ESPE Abstracts (2019) 92 T1

Circulating miR-451a: A Biomarker to Guide Diagnosis and Treatment of Polycystic Ovary Syndrome in Adolescent Girls

Marta Díaz1,2, Judit Bassols3, Abel López-Bermejo4, Francis de Zegher5, Lourdes Ibáñez1,2


1Institut de Recerca Pediàtric Hospital Sant Joan de Déu, University of Barcelona, Barcelona, Spain. 2Centro de Investigación Biomédica en Red de Diabetes y Enfermedades Metabólicas Asociadas (CIBERDEM), ISCIII, Madrid, Spain. 3Maternal-Fetal Metabolic Research Group, Girona Institute for Biomedical Research (IDIBGI), Girona, Spain. 4Pediatric Endocrinology Research Group, Girona Institute for Biomedical Research (IDIBGI) and Dr. Josep Trueta Hospital, Girona, Spain. 5Department of Development & Regeneration, University of Leuven, Leuven, Belgium


Polycystic ovary syndrome (PCOS) is a prevalent disorder in adolescent girls, commonly driven by hepato-visceral fat excess, usually presenting with hirsutism and menstrual irregularity, and often followed by subfertility and type 2 diabetes.

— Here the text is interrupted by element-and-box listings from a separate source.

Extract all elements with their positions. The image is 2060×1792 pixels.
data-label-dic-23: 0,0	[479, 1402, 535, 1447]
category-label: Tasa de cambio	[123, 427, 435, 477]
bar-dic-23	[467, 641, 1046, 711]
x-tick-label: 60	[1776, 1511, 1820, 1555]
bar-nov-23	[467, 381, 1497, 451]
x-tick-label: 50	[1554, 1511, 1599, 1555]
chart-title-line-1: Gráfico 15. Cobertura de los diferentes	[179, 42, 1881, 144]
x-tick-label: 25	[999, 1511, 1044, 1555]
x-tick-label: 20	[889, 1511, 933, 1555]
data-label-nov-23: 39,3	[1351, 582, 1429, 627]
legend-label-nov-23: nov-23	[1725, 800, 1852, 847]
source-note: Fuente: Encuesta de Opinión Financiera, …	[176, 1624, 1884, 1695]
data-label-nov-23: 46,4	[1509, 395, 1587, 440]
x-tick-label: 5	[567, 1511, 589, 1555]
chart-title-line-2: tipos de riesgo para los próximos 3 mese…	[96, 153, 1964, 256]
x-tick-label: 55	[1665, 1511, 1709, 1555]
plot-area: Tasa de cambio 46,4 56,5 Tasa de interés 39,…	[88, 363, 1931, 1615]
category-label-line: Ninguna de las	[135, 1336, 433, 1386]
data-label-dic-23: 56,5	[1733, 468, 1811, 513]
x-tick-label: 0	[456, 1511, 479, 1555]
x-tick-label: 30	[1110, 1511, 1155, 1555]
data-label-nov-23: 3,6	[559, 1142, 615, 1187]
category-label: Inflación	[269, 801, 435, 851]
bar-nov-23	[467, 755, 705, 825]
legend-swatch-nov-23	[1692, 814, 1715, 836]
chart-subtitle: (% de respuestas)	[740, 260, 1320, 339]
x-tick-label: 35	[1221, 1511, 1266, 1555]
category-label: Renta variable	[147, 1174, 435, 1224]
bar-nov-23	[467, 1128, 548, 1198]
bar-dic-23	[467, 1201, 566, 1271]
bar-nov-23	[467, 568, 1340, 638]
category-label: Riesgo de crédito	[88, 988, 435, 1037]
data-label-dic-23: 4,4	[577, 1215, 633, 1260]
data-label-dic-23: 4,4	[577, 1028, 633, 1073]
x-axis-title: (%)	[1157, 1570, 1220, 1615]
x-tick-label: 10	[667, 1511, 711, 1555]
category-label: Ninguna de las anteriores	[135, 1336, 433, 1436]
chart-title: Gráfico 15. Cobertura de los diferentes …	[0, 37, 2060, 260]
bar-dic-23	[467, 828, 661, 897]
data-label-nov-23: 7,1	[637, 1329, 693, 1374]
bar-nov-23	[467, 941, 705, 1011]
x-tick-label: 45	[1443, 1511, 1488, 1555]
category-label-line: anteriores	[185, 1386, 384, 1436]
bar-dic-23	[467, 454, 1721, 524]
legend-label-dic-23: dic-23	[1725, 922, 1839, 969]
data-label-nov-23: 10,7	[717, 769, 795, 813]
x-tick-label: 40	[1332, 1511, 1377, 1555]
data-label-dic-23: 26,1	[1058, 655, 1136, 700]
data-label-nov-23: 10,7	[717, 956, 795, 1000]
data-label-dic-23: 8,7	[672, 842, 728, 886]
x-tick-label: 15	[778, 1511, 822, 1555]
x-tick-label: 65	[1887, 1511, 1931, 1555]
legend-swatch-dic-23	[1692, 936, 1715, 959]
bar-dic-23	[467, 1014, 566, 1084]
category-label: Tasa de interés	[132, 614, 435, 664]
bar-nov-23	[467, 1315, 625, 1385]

We studied the miRNA profile of adolescent girls with PCOS, and the effects of randomized treatment with an oral contraceptive (OC) or with spironolactone-pioglitazone-metformin (SPIOMET, aiming at loss of hepato-visceral fat excess) for 1 year. Post-treatment ovulation rates were assessed by salivary progesterone. The miRNA profiling was performed by RNA sequencing, differentially expressed miRNAs being validated by qRT-PCR in 13 control and 31 PCOS girls.

Girls with PCOS had markedly reduced concentrations of circulating miR-451a, miR-652-3p, miR-106b-5p and miR-206; pathway enrichment analysis showed that these miRNAs target genes involved in energy homeostasis and cell-cycle control. In the present study, miR-451a could diagnose PCOS (versus a healthy condition) with 100% sensitivity and 100% specificity. SPIOMET (but not OC) was accompanied by on-treatment normalization of the miRNA profile in PCOS girls; miR-451a concentrations after 1 year on OC or SPIOMET treatment associated closely (r=0.66; P<0.0001) with post-treatment ovulation rates.

In conclusion, circulating miR-451a may become a biomarker contributing to guide the diagnosis and treatment of PCOS in adolescent girls.